ZACHARY: Daring to cross the Edmund Pettus Bridge

Small.

Insignificant. 

So very unworthy.

What have I done? 

What have I accomplished?

What have I stood for?

How have I been courageous in my life? 

What difference have I made?

What have I contributed? 

Where is my greatness?

In the shadow of the Edmund Pettus Bridge, all other things seem small, especially now. 

Crossing the hallowed ground felt like intrusion, desecration, especially after the senseless death of George Floyd. 

Despite having been to Selma and having stood at the foot of that bridge before, facing the long and lonely road to Montgomery where John Lewis and Hosea Williams prepared to march, this time was different. 

This time was much harder than before. 

This time was more haunting.

This time it was not about history. 

This time what happened more than 50 years ago was more real than ever before, more current. 

This time there were tears. 

Jimmie Lee Jackson was only 26 years old, a church deacon, shot and killed by a state trooper in the aftermath of a voting rights protest just up the road in nearby Marion. 

After the crowd at that protest had been dispersed by police and state troopers, Jackson and his family retreated and huddled in a cafe. 

The young man’s grandfather had been badly beaten by police and Jackson and his mother were trying to care for the elderly man, when they were once again confronted.
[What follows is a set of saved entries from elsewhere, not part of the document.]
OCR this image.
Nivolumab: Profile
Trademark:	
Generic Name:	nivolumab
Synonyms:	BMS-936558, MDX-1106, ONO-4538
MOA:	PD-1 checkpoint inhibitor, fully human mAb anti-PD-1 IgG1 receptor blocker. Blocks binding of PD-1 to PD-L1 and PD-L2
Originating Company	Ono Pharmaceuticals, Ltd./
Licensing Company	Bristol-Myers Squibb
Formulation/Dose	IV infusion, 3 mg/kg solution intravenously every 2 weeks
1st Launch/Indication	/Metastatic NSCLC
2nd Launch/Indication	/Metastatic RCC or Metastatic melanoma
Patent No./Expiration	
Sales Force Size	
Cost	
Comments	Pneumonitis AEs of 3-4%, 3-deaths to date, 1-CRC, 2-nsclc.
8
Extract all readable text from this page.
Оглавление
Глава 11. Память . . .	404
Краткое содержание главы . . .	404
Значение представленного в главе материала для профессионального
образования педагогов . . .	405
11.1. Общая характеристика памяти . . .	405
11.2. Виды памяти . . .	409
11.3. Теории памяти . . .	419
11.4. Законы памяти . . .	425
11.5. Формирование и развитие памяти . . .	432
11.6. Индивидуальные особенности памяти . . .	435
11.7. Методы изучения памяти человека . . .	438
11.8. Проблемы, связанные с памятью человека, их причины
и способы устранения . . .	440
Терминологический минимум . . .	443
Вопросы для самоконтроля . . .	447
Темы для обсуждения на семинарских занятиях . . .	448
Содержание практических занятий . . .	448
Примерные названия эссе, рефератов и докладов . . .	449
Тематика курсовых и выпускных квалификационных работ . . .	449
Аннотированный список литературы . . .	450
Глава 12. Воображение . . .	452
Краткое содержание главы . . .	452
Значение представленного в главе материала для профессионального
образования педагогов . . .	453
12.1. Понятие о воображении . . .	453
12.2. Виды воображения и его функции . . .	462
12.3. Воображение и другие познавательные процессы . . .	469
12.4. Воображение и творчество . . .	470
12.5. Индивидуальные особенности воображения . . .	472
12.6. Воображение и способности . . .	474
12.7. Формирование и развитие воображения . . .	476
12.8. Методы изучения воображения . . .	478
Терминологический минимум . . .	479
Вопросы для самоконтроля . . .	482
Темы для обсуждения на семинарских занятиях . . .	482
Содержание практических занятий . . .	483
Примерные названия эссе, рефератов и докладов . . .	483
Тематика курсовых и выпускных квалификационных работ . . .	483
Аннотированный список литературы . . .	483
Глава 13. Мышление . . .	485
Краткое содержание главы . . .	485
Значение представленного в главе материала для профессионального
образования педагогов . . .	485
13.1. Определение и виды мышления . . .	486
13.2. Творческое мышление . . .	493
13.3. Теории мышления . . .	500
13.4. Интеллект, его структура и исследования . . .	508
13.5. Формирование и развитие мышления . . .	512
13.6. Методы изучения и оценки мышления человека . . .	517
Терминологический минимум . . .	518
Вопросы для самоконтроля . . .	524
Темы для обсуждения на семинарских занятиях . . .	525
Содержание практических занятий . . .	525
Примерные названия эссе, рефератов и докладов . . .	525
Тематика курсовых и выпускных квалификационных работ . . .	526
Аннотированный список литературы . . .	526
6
When Jimmie Lee saw his mother being beaten, he lunged — as anyone would do to come to the defense of their own mother — and he was shot. 

He died days later in the hospital. 

The trooper pled guilty to a misdemeanor manslaughter charge and served less than six months in jail. 

A few weeks later, on March 7, 1965, Lewis and Williams came to the bridge in Selma with a few hundred others to remember young Jackson and to stand up for equal voting rights for black Americans. 

They planned to peacefully march 54 miles to the state capital in Montgomery. 

Instead, as they crossed the Edmund Pettus Bridge, police assaulted them with clubs and whips and shot tear gas. 

On that Bloody Sunday, 17 marchers were hospitalized and dozens injured for daring to believe the words of Thomas Jefferson and the Continental Congress: “We hold these truths to be self-evident, that all men are created equal, that they are endowed by their Creator with certain unalienable Rights, that among these are Life, Liberty and the pursuit of Happiness.”

They dared to believe in the scriptures that there should be no “respect of persons” among God’s children. 

They dared to stand for justice and march for equality. 

Just how far have we come in 50 years? 

Clearly we have not reached Montgomery. 

We have not even made it across the Edmund Pettus Bridge. 

Jim Zachary is CNHI deputy national editor, Valdosta Daily Times editor and president of the Georgia First Amendment Foundation.